We'll neeed to load a few packages to add functions to help us.
I think you'll see that violin plots are a little more involved to create, and they are slower to render, but many find them to be more informative and more aesthetically pleasing.
```{r}
library(reshape2)
library(ggplot2)
library(cowplot)
# Melt our matrix into a long form data.frame.
dpf <- melt(dp, varnames=c('Index', 'Sample'), value.name = 'Depth', na.rm=TRUE)
dpf <- dpf[ dpf$Depth > 0,]
# Create a row designator.
# You may want to adjust this
#samps_per_row <- 20
samps_per_row <- 16
myRows <- ceiling(length(levels(dpf$Sample))/samps_per_row)
myList <- vector(mode = "list", length = myRows)
for(i in 1:myRows){
myIndex <- c(i*samps_per_row - samps_per_row + 1):c(i*samps_per_row)
myIndex <- myIndex[myIndex <= length(levels(dpf$Sample))]
myLevels <- levels(dpf$Sample)[myIndex]
myRegex <- paste(myLevels, collapse = "$|^")
myRegex <- paste("^", myRegex, "$", sep = "")
myList[[i]] <- dpf[grep(myRegex, dpf$Sample),]
myList[[i]]$Sample <- factor(myList[[i]]$Sample)
}
# Create the plot.
myPlots <- vector(mode = "list", length = myRows)
for(i in 1:myRows){
myPlots[[i]] <- ggplot(myList[[i]], aes(x=Sample, y=Depth)) +
geom_violin(fill="#8dd3c7", adjust=1.0, scale = "count", trim=TRUE)
myPlots[[i]] <- myPlots[[i]] + theme_bw()
myPlots[[i]] <- myPlots[[i]] + theme(axis.title.x = element_blank(),
axis.text.x = element_text(angle = 60, hjust = 1))
myPlots[[i]] <- myPlots[[i]] + scale_y_continuous(trans=scales::log2_trans(),
breaks=c(1, 10, 100, 800),
minor_breaks=c(1:10, 2:10*10, 2:8*100))
myPlots[[i]] <- myPlots[[i]] + theme( panel.grid.major.y=element_line(color = "#A9A9A9", size=0.6) )
myPlots[[i]] <- myPlots[[i]] + theme( panel.grid.minor.y=element_line(color = "#C0C0C0", size=0.2) )
}
```
```{r, fig.height=20}
# Plot the plot.
plot_grid(plotlist = myPlots, nrow = myRows)
```
We can see that the log transformation stretches out the smaller values and compresses the larger values.

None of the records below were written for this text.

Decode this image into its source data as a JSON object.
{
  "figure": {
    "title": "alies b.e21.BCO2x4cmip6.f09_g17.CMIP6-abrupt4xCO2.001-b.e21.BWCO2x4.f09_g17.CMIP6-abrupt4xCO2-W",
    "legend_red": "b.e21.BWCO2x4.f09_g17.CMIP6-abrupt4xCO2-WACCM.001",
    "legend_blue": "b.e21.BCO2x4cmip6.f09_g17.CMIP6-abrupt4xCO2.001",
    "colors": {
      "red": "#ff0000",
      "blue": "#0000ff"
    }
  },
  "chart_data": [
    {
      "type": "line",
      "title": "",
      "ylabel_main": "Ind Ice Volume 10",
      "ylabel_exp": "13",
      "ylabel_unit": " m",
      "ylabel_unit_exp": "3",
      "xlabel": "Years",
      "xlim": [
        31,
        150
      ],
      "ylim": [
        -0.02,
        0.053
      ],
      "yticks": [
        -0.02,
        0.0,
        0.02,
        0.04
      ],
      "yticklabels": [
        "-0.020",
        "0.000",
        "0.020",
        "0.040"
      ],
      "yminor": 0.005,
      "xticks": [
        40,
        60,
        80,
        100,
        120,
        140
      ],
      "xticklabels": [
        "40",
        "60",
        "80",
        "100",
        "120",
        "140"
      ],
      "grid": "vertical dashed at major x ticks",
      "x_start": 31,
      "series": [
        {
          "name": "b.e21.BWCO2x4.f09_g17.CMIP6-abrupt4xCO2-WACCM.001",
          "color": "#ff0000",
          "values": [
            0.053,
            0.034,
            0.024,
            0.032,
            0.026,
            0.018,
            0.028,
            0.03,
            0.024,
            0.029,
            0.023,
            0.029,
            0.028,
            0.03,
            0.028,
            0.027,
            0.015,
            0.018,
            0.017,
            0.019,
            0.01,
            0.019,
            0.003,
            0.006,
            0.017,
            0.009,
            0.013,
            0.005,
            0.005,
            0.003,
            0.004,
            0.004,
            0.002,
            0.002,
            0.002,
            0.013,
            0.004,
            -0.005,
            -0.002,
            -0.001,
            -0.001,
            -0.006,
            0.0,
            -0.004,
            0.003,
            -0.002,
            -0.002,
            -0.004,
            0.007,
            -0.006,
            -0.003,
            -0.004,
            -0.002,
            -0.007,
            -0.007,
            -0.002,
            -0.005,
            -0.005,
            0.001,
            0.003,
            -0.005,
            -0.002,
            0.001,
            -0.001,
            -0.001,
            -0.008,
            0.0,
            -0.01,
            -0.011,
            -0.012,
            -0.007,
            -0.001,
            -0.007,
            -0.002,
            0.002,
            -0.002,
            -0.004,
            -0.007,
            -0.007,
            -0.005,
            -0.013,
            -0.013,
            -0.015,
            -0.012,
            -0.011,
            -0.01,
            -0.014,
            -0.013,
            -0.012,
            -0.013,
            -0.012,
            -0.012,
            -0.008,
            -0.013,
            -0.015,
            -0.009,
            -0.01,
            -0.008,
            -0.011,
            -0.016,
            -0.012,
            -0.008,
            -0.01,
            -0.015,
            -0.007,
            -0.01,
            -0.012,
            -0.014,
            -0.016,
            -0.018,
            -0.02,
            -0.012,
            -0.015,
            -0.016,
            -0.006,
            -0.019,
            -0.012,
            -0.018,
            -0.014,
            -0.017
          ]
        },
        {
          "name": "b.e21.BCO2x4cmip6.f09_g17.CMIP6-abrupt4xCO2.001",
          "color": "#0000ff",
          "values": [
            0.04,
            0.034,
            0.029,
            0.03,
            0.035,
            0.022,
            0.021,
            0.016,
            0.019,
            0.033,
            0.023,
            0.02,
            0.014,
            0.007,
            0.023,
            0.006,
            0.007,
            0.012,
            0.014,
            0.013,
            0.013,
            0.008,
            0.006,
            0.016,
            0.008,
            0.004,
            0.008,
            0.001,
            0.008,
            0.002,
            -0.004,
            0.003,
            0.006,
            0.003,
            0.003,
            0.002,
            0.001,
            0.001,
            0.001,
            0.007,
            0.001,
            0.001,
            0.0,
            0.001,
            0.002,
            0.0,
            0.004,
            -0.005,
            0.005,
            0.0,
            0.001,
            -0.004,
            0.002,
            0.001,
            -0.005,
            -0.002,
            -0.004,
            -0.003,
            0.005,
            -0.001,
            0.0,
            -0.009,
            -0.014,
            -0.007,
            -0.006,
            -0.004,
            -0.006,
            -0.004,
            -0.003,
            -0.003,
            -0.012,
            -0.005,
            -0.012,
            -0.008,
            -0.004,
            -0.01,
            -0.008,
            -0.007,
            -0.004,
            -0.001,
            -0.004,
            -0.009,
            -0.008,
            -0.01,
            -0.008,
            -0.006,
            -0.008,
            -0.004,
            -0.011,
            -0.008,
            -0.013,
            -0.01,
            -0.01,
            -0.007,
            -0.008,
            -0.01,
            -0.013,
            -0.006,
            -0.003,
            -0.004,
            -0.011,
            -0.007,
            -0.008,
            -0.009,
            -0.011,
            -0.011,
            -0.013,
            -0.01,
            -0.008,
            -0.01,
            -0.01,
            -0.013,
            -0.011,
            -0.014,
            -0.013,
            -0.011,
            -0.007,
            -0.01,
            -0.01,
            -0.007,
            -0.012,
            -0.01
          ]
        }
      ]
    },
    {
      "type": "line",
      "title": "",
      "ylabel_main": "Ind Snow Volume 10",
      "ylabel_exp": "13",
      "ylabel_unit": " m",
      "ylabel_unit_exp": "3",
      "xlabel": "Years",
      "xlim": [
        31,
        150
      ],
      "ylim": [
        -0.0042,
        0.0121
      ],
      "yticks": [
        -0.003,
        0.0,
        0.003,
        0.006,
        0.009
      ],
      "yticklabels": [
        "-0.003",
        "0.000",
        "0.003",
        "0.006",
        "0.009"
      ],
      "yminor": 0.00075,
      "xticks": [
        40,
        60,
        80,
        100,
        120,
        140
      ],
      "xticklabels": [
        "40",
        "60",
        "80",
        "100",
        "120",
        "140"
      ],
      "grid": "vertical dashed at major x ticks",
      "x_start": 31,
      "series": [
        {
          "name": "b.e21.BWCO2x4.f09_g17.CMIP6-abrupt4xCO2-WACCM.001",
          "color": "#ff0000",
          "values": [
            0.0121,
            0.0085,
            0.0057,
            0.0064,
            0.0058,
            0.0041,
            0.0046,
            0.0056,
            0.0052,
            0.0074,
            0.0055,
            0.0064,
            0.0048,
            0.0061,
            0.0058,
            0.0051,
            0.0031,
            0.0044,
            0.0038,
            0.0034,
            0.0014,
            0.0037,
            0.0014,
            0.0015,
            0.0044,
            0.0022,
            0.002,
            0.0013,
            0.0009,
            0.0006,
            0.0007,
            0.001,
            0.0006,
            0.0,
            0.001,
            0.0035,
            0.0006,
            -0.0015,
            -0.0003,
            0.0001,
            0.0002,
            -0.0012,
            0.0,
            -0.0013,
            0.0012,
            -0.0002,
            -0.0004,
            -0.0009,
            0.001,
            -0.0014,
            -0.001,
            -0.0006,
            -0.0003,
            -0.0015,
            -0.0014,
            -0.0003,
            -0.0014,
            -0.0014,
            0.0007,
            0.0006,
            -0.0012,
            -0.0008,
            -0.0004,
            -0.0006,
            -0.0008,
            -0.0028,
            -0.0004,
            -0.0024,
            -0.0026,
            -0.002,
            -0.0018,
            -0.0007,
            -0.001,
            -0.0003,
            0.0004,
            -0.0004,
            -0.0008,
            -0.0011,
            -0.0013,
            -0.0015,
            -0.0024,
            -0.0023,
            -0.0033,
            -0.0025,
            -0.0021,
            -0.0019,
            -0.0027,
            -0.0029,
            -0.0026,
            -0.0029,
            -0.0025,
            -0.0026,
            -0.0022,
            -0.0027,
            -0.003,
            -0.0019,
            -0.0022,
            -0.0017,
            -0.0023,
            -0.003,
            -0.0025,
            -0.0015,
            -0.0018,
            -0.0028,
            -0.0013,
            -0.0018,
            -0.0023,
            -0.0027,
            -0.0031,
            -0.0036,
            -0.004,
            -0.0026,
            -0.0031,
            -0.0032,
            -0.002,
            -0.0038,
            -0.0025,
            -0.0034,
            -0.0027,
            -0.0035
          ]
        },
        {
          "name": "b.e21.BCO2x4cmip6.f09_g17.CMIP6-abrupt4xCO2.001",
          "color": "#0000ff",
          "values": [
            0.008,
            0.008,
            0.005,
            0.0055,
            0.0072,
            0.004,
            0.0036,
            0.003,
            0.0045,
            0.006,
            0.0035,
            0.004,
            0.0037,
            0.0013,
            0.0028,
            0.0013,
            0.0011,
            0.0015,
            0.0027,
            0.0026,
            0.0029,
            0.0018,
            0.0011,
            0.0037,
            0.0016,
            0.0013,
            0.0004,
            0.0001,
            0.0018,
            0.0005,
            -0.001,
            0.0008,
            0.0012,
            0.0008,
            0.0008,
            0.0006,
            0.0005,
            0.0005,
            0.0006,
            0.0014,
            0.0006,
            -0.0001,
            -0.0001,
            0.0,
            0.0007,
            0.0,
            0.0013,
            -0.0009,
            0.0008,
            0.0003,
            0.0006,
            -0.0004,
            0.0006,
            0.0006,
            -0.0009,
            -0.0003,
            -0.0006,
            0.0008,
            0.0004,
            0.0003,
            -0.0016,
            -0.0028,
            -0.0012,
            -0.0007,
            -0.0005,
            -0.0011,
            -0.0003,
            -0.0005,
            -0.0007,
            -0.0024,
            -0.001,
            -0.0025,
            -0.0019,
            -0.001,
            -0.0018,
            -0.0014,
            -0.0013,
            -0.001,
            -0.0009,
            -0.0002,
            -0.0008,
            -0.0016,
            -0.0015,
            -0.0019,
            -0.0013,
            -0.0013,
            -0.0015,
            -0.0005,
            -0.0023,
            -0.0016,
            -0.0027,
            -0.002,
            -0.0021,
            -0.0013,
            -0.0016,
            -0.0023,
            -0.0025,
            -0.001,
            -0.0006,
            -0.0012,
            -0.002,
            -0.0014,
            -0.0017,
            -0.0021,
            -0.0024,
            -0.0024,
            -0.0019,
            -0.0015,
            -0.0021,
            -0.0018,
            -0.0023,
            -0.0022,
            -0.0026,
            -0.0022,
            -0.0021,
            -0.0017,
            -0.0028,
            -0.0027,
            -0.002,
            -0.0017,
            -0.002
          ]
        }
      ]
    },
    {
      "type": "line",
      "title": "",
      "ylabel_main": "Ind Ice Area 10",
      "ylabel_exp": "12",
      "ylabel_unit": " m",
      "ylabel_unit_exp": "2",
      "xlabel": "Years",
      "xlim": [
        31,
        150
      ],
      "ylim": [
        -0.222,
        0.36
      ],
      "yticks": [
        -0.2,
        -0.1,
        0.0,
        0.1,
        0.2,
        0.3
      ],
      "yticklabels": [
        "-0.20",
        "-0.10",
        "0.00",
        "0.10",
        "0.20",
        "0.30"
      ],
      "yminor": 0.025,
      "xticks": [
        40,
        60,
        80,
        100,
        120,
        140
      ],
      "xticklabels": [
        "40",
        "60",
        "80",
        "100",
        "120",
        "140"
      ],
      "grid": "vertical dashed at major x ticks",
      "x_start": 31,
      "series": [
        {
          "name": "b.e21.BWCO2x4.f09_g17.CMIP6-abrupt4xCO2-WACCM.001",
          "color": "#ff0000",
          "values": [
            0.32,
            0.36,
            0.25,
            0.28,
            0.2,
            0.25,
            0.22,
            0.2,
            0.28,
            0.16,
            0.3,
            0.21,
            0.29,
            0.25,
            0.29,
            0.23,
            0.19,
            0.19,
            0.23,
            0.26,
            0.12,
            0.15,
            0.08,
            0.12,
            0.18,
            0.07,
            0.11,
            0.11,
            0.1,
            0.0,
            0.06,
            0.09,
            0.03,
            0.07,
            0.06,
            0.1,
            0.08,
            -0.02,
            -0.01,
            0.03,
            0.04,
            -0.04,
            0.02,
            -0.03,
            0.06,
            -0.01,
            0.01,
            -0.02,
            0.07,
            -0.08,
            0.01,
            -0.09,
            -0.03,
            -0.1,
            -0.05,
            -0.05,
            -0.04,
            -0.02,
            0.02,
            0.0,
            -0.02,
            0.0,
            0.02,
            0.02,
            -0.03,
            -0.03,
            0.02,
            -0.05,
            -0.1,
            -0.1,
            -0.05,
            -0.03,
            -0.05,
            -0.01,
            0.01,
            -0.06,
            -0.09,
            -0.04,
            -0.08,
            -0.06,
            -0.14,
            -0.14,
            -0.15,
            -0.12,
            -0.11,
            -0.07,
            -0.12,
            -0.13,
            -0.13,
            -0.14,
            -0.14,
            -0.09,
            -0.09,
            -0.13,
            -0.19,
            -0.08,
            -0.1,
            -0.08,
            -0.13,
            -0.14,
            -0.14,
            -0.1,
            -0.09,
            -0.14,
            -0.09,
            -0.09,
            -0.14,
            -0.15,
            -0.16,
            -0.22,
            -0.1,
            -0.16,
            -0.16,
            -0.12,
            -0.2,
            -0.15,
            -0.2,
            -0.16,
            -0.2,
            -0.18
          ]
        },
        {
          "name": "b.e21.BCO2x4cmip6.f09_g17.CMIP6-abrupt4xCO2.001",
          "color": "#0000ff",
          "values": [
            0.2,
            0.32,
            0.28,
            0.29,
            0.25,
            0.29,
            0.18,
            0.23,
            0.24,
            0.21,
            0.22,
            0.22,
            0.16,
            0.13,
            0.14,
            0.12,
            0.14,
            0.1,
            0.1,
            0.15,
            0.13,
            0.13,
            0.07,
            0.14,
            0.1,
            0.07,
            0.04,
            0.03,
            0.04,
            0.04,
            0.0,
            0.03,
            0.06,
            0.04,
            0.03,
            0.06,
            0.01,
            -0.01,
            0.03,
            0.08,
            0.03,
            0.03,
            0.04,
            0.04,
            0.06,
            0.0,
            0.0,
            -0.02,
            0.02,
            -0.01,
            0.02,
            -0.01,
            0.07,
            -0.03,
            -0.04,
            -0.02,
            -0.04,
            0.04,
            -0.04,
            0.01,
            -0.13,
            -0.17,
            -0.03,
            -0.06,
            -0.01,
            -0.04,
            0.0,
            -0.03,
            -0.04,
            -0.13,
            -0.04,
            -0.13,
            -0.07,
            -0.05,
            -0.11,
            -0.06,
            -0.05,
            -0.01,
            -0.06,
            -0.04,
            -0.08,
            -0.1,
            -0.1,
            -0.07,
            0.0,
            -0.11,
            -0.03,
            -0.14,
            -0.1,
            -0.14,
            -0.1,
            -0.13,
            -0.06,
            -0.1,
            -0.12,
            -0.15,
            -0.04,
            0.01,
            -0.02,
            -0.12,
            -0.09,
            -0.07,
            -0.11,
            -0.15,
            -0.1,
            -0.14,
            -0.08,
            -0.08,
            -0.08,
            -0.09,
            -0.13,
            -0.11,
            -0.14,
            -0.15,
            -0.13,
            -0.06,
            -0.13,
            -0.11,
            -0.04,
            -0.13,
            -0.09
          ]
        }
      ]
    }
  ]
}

This allows us to focus on where our data has the greatest density.
We see that the samples with long names have more narrow plots than the samples with short names.
This is because they have less data.
This is another perspective on what we saw in the barplots.
Things to look for in these plots are whether all samples are equally represented, whether there are a few samples of low quality that may need to be omitted from downstream analyses, or if therre are a small number of jackpot samples that received all the reads at the expense of the other samples.
Here the samples appear to be eqaully represented with the exception of the issues noted with the samples with long names.